Le olive sono comunque da sempre un importante ingrediente della cucina mediterranea, così come l’olio che conferisce sapore ai cibi cotti e crudi. Ma l’olio è aggiunto anche a lenimenti, unguenti, saponi, preparati per la pelle e per i capelli. Nel passato l’olio veniva impiegato anche per le lucerne.
La pianta di Olivo viene spesso impiegato per delimitare campi perché è un buon frangivento e nella stagione secca, le sue fronde rappresentano la sussistenza di capre e vacche al pascolo.
Il legno di colore giallo-bruno, talora variegato, è durissimo e può essere perfettamente levigato; trova impiego come parquet ed in lavori fini di ebanisteria e intarsio, lavorato al tornio assume caratteristiche di lucentezza eccezionale. È assai pregiato come combustile.

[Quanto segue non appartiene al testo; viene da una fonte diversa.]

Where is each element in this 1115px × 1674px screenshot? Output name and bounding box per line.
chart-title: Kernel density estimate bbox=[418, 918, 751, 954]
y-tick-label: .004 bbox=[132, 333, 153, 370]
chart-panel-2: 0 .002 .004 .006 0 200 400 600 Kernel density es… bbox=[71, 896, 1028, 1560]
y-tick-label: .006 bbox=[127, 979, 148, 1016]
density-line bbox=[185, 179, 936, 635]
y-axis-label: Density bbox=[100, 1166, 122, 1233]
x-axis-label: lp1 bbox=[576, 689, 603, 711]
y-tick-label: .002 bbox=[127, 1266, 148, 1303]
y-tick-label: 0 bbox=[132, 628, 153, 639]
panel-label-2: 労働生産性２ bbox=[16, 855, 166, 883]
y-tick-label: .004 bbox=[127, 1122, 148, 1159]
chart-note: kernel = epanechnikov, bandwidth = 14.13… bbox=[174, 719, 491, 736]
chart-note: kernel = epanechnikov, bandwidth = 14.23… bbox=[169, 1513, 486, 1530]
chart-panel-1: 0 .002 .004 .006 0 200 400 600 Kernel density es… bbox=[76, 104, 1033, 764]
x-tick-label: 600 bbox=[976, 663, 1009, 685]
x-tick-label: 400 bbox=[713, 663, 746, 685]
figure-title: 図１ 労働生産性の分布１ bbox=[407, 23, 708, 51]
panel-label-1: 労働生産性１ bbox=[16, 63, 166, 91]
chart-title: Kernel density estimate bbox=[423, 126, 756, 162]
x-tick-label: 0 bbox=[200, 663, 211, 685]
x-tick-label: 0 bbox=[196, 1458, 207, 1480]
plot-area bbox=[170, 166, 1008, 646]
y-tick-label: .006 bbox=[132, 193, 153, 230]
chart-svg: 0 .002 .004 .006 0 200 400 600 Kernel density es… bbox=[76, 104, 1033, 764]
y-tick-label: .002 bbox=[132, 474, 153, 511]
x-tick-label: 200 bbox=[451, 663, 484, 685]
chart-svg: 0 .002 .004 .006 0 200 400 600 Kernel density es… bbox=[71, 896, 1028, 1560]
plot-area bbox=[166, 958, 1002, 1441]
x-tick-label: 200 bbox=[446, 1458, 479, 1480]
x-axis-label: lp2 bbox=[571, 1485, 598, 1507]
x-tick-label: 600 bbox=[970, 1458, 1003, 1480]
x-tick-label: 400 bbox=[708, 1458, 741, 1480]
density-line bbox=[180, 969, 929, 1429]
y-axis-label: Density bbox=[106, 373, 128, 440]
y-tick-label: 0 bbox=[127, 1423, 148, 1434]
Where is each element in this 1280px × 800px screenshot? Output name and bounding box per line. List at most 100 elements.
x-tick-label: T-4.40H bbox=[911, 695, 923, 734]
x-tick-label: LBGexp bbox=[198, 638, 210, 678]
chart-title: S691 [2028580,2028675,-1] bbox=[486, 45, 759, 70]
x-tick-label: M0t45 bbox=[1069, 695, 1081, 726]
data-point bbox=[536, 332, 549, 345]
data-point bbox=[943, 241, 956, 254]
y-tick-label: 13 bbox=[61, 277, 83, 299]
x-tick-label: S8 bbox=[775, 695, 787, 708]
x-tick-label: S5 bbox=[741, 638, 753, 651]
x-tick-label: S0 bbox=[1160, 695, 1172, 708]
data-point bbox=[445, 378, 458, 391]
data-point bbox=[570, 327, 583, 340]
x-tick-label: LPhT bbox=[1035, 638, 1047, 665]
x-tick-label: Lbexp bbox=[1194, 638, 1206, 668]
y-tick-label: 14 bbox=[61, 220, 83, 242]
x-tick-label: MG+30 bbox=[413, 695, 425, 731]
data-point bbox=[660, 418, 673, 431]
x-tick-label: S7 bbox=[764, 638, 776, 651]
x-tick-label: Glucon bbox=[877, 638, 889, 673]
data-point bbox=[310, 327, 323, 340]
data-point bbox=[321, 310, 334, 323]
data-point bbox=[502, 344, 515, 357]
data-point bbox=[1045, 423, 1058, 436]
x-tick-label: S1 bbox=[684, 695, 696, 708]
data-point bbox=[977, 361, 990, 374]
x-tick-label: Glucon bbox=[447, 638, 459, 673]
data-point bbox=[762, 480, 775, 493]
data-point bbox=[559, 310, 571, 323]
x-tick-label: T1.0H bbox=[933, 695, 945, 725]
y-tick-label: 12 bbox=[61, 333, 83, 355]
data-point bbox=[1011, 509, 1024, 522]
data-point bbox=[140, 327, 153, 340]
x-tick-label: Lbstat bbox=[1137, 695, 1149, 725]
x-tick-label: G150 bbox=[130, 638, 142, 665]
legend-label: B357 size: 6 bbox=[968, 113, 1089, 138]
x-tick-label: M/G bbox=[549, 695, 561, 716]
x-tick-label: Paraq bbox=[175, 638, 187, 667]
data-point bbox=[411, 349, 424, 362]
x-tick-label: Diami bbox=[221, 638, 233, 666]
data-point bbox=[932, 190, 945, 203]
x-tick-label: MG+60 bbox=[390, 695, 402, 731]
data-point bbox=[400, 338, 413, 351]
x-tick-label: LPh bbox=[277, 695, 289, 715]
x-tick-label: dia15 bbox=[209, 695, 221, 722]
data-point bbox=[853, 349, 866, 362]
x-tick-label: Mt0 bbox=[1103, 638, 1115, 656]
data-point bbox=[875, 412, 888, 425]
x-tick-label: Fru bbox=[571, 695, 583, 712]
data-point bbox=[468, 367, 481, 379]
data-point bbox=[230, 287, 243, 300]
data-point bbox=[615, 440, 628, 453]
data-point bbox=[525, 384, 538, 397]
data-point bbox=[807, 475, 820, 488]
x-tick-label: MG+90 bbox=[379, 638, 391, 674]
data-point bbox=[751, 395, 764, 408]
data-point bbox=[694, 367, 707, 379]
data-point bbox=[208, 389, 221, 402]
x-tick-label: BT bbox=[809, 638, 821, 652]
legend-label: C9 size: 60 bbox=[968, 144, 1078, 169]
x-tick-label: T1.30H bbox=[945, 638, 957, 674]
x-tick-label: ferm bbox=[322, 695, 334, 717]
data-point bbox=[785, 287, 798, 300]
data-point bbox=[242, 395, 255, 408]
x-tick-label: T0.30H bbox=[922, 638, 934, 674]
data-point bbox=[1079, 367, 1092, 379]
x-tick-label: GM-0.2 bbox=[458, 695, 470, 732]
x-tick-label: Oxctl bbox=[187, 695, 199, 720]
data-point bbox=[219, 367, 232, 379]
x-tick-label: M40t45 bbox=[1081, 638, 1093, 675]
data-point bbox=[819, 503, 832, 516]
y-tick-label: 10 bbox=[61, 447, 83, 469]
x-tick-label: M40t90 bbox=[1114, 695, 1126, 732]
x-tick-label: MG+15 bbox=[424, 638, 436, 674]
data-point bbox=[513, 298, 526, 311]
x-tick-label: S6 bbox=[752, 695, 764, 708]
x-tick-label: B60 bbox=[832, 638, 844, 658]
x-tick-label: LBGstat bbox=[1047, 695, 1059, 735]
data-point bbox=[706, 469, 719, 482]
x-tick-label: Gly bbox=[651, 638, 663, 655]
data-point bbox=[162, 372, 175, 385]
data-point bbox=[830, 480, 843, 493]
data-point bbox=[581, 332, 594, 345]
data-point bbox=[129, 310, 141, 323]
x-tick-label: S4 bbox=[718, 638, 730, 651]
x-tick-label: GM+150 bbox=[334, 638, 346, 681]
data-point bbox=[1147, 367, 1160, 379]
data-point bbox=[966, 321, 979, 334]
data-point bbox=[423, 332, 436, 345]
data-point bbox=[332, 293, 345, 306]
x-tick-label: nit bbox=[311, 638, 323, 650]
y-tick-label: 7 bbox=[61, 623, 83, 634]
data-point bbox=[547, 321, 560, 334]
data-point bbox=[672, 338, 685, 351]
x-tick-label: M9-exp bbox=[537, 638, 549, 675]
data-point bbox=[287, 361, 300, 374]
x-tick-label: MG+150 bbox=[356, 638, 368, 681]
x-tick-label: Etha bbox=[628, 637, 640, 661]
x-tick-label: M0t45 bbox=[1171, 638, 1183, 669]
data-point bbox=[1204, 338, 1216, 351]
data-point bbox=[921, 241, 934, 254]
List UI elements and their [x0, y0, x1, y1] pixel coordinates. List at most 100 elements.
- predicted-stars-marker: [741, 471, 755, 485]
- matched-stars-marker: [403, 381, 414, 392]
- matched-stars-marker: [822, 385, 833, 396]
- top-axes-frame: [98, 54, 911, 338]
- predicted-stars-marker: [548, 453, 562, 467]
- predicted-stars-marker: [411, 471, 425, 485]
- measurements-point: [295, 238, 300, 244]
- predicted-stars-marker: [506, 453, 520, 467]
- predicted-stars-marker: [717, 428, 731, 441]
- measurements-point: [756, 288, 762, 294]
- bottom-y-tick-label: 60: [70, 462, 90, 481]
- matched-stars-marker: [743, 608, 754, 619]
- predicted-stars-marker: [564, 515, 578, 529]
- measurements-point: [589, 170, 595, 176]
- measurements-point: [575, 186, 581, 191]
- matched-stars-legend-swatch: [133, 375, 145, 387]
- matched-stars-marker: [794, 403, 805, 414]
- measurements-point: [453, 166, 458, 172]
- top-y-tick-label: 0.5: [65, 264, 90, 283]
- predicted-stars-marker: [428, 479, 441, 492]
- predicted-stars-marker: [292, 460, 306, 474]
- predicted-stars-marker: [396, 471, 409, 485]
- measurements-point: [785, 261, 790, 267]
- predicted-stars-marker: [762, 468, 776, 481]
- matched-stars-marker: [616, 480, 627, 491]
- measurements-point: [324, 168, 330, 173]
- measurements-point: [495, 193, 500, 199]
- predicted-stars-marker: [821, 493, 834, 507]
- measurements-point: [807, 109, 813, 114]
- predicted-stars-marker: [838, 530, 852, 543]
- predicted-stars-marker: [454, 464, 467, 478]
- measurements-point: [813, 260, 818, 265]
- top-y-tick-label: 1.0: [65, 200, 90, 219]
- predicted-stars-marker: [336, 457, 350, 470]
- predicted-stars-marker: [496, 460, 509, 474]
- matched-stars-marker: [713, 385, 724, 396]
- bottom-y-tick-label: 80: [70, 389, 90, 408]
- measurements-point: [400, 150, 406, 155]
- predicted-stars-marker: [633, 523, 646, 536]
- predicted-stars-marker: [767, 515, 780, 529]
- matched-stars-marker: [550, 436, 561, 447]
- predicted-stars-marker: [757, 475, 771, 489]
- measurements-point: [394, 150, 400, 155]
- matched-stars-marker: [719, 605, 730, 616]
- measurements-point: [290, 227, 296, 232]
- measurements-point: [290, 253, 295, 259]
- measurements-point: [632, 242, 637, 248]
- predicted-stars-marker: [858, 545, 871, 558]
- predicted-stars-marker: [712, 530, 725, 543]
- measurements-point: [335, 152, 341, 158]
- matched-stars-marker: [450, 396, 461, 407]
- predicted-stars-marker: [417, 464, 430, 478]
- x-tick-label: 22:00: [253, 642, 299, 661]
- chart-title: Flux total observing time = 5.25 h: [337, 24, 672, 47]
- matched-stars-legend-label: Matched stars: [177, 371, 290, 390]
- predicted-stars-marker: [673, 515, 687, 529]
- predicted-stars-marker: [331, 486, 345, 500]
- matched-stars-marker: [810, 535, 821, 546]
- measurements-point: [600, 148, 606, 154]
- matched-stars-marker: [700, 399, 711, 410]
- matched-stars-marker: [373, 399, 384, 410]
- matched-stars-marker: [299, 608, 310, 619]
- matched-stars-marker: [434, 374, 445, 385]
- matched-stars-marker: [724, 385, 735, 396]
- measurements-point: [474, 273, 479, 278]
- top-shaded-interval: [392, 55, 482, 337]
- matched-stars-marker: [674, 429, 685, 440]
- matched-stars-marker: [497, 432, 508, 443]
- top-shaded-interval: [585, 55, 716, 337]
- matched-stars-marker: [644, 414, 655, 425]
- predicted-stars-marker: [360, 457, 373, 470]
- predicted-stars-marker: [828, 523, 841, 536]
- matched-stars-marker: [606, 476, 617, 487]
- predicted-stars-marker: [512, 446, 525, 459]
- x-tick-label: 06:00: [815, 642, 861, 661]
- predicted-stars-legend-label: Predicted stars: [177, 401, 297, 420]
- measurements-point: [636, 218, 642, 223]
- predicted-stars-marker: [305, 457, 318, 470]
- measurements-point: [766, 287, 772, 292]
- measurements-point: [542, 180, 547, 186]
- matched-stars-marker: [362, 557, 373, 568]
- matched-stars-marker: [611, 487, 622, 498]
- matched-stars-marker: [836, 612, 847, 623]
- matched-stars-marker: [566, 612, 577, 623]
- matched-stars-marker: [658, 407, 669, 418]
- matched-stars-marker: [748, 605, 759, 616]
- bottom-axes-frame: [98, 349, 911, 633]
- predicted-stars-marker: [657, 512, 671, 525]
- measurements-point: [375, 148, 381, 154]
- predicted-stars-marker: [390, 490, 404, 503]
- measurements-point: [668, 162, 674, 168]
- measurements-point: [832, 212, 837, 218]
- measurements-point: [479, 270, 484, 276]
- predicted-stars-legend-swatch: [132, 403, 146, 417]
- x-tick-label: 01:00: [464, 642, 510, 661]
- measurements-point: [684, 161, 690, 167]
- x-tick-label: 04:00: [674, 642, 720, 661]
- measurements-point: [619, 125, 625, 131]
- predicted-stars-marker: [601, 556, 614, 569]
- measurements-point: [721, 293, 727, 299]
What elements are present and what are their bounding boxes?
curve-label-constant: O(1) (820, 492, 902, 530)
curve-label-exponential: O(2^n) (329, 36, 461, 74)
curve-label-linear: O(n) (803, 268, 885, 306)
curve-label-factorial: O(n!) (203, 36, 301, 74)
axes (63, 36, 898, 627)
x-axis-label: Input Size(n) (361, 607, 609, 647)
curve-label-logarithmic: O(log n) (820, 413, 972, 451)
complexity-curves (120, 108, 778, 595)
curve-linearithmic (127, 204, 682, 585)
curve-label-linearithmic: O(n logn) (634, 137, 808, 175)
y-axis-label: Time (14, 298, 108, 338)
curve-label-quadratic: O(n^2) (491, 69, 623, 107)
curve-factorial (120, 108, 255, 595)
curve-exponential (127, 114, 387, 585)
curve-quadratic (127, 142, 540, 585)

Modalità di Preparazione –
L’uso dell’olivo nell’alimentazione umana è talmente radicato e diffuso, in differenti culture, che è praticamente impossibile (se non in una trattazione specifica) l’elencazione di tutti gli usi e preparazioni alimentari.
Su tutti, chiaramente, l’olio extravergine di olivo è quello che conta, insieme alle olive lavorate in vari modi, la maggior utilizzazione di questa pianta.
Tralasciando i metodi per la produzione dell’olio extravergine di oliva, che per ovvi motivi è di difficile preparazione casalinga, rammentiamo i vari metodi e tutte le varianti per preparare olive in salamoia, verdi o nere, o schiacciate e pronte dopo pochi giorni per contorni ed usi diretti fino ai paté di olive (verdi o nere).
L’olio di oliva, che è ritornato dopo la riscoperta della Dieta Mediterranea (riconosciuta dall’UNESCO come bene protetto nella lista dei patrimoni orali e immateriali dell’umanità nel 2010) è oggi una delle basi alimentari per la preparazione di innumerevoli pietanze, sia in crudo che cotto.
Negli ultimi anni però si vanno recuperando antichi utilizzi come:
la tintura madre di olivo che è un ottimo anticolesterolo, antibatterico e antiglicemico, utile per cuore, pressione e arterie;
l’estratto di foglie di olivo.
I loro usi terapeutici sono svariati e sono legati a sostanze quali acidi grassi saturi e insaturi; triterpeni, flavonoidi; oleuropeina ed elenoide. Le foglie, che si usano per fare la tintura madre, hanno proprietà antiglicemiche, anticolesterolo, aiutano a regolare la pressione arteriosa, abbassandola, poiché hanno un effetto diuretico e vasodilatatore. In particolare sono i glucosidi lattonici (elenolide e oleuropeina) che agiscono come ipotensivi e vasodilatatori.

Guido Bissanti

Fonti
– Wikipedia, l’enciclopedia libera.
– Treben M., 2000. La Salute dalla Farmacia del Signore, Consigli ed esperienze con le erbe medicinali, Ennsthaler Editore
– Pignatti S., 1982. Flora d’Italia, Edagricole, Bologna.
– Conti F., Abbate G., Alessandrini A., Blasi C. (a cura di), 2005. An annotated checklist of the Italian vascular flora, Palombi Editore.

Attenzione: Le applicazioni farmaceutiche e gli usi alimurgici sono indicati a mero scopo informativo, non rappresentano in alcun modo prescrizione di tipo medico; si declina pertanto ogni responsabilità sul loro utilizzo a scopo curativo, estetico o alimentare.